I would like to add that there is no network issue as far as I can tell, those two physical servers are connected directly back to back.

Thanks for you help,

Thomas

No one from percona around ?

The warnings about blacklisting are normal and are related the the node seeing itself and excluding himself from communication negotiations.
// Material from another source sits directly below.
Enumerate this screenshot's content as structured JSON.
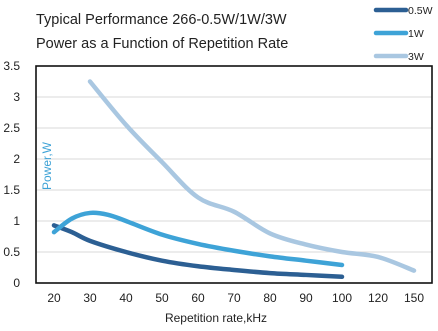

While the warnings appear mostly at a moment where cluster configuration changes, which in this case was the node 10.10.10.14 considered as not available:
2014-04-12 00:36:45 3497 [Note] WSREP: (9e6115f5-c1aa-11e3-8d85-7a0bafd1c35b, ‘tcp://0.0.0.0:4567’) turning message relay requesting on, nonlive peers: tcp://10.10.10.14:4567
This looks to be network problem where connection with 10.10.10.14 is not reliable hence two other cluster members marked it as partitioned node.